The Mexican Inquisition Documents (1593-1817), held at UC Berkeley’s Bancroft Library, range over a wide array of canonical offenses including Judaism, clairvoyance, solicitation, superstition and sexual deviance. The sixty one documents were purchased by the Bancroft in 1996.
Isabel and Leonora Carvajal were denounced and accused of practicing Judaism in Mexico City, in 1595. Their trial record is contained in an ancestral form of the modern file folder; occasionally limp leather covers wrap around the documents. Material would be added to a record over time, or removed for use as evidence in other trials. Examination of the physical condition of the documents revealed that the consistent ‘waviness’ of the pages was due not to dampness but to folding by scribes in order to create margins for their notes and later formatting.

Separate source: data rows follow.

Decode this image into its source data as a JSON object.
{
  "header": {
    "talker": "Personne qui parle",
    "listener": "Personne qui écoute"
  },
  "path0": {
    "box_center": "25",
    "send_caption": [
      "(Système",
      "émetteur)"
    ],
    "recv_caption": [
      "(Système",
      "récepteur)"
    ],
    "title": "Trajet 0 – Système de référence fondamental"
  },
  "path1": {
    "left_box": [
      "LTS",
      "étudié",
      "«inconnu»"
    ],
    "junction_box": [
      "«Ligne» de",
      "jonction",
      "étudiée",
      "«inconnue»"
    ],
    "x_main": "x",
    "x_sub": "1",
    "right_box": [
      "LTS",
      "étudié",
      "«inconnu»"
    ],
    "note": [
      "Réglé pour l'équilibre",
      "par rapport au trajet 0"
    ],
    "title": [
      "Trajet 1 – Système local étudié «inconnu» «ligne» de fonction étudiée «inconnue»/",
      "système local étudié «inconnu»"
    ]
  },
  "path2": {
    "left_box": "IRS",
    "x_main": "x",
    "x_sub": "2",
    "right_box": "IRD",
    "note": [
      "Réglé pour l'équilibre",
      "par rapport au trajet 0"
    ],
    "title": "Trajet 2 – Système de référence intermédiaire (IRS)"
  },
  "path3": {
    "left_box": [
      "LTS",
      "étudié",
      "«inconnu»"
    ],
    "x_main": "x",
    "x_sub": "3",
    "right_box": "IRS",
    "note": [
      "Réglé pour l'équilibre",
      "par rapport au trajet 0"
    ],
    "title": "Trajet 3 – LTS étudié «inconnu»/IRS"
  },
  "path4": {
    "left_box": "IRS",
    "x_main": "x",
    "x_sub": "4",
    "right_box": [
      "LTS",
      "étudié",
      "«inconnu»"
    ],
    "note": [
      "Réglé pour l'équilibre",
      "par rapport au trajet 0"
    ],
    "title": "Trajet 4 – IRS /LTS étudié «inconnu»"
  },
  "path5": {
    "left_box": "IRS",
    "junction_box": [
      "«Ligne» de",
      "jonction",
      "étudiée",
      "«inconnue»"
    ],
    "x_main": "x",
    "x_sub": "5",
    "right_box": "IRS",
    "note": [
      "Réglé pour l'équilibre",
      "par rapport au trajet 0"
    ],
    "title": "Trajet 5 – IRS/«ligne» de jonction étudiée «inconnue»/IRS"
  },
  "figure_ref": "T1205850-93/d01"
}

Attached to the records was evidence introduced during the trials. Blas de Magallares hanged himself to avoid conviction and the loss of his family lands; the cord he used to hang himself is attached to his trial record. He was accused of not believing in the virginity of Mary. Bernard Ortego was accused of superstition and a leather pouch was attached to his record containing three packages with an unknown powder, a bone and some prayers. To minimize handling, documentary photographs were taken and the objects placed in sealed containers to protect from loss and to facilitate further research. The trial record of Jose Manjarres, also accused of pagan superstition, contained hand-drawn booklets as evidence.
The individual trial records were each sewn to a separate folder, using the original holes, and they were housed in phaseboxes, ordered by date into groups of three or four.
Gillian taught a course on how to construct these historic limp leather folders in Tennessee, at the 2008 Paper and Book Intensive.